The history of Southern Africa in the two thousand years before the Europeans appeared on the scene is *much* more nuanced than you appear to believe. From my reading, the most plausible scenario is that a group of (probably, at least in a loose sense) Khoisan speakers in what's today Zambia or even Southern Tanzania picked up pastoralism from neighbouring Bantu (or possibly Kushitic) people around the year 500 BC or earlier and ran this new technology all the way to the Cape in quick succession, up to a millennium before Bantu farmers colonized Eastern South Africa. What appears less clear is if these people largely supplanted the previous inhabitants or whether it was more a case of cultural diffusion, where local foragers adopted the practice from their neighbours. If it is the former, most modern Khoisan as far west as Namibia actually trace most of their ancestry to this group. The jury, I gather, is still out on which is more plausible, though some researchers have argued that the existence of cognate terms for "cattle" and "sheep" among many Khoisan languages suggests the former, though there are other approaches (a fine example of language giving clues to prehistory, by the way, but not the way you seem to imagine). Interestingly, cognate forms for lifestock also appear in hunter-gatherer languages, suggesting at least that there ancestors knew about/where in contact with pastoralists prior to language diversification.
Here's some of my reading:
Southern African ancient genomes estimate modern human divergence to 350,000 to 260,000 years ago - don't let the title fool you, while they do report a genetic component that appears to be unique to Southern African Khoisan people and splitting from the rest at a very early age, they also estimate that "all modern-day Khoe-San groups have been influenced by 9 to 30% genetic admixture from East Africans/Eurasians" deriving from this pastoralist expanstion and/or the later Bantu (farmer) expansion.
Fine-Scale Human Population Structure in Southern Africa Reflects Ecogeographic Boundaries - suggesting neither language affiliation nor mode of subsistence are all that well correlated with genomic data, suggesting that both spread predominantly through diffusion rather than supplanting previous populations.
The early livestock-raisers of southern Africa - heavy on comparative linguistic data and discussing possible implication as to whether cattle and sheep arrived as one complex or in two waves (sheep first).

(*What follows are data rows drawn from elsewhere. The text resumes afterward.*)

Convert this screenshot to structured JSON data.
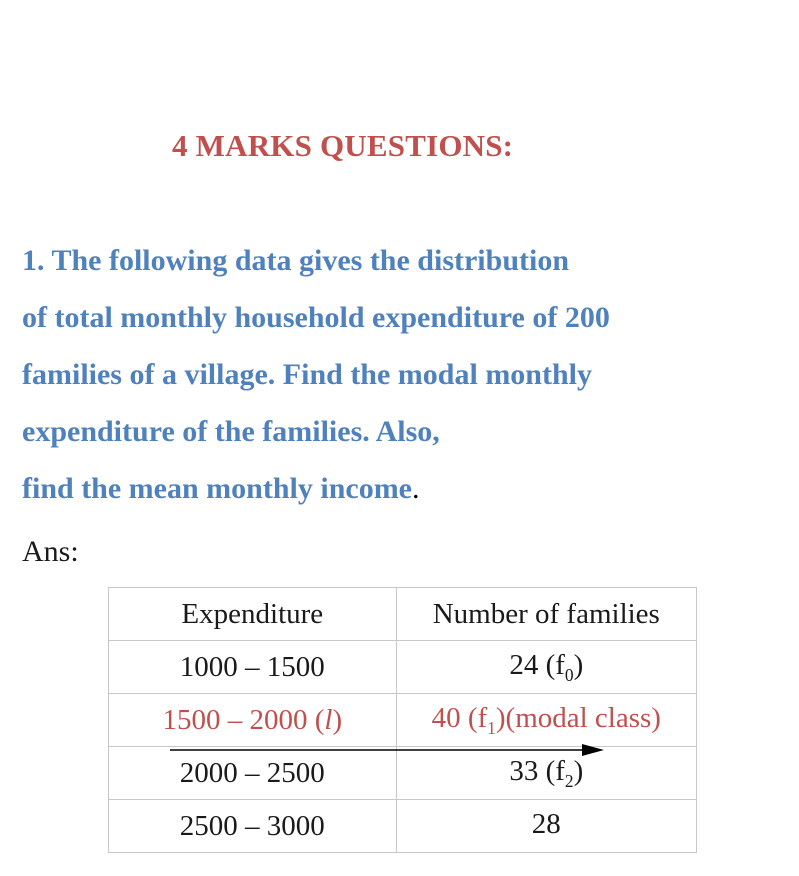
{
  "heading": "4 MARKS QUESTIONS:",
  "question": {
    "lines": [
      "1. The following data gives the distribution",
      " of total monthly household expenditure of 200",
      " families of a village. Find the modal monthly",
      "expenditure of the families. Also,",
      " find the mean monthly income"
    ],
    "end_punct": "."
  },
  "answer_label": "Ans:",
  "table": {
    "headers": [
      "Expenditure",
      "Number of families"
    ],
    "rows": [
      {
        "class": "1000 – 1500",
        "freq": "24 (f",
        "sub": "0",
        "tail": ")"
      },
      {
        "class_pre": "1500 – 2000 (",
        "class_l": "l",
        "class_post": ")",
        "freq": "40 (f",
        "sub": "1",
        "tail": ")(modal class)"
      },
      {
        "class": "2000 – 2500",
        "freq": "33 (f",
        "sub": "2",
        "tail": ")"
      },
      {
        "class": "2500 – 3000",
        "freq": "28",
        "sub": "",
        "tail": ""
      }
    ]
  },
  "colors": {
    "heading": "#c0504d",
    "question": "#4f81bd",
    "modal_row": "#c0504d"
  },
  "icons": {
    "row_arrow": "right-arrow-icon"
  }
}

Tracing Pastoralist Migrations to Southern Africa with Lactase Persistence Alleles - providing data for positive selection for lactase persistence among Khoisan groups, by quantifying the overabundance of the corresponding (East African derived) alleles relative to the overall share of East African ancestry. An interesting marginal finding of theirs is evidence for selection among to
forage groups which can be construed as an indication that they've shifted to foraging from an earlier pastoralist lifestyle.
Was there an interchange between Cushitic pastoralists and Khoisan speakers in the prehistory of Southern Africa and how can this be detected? - Slightly different topic, but what I found interesting was the observation that South African Bantu languages (such as Zulu and Xhosa) actually have Khoisan loans for sheep and cattle, suggesting that the earliest Bantu cultivators reaching the region only brought goats and were familiarized with cattle and sheep by their non-Bantu neighbours.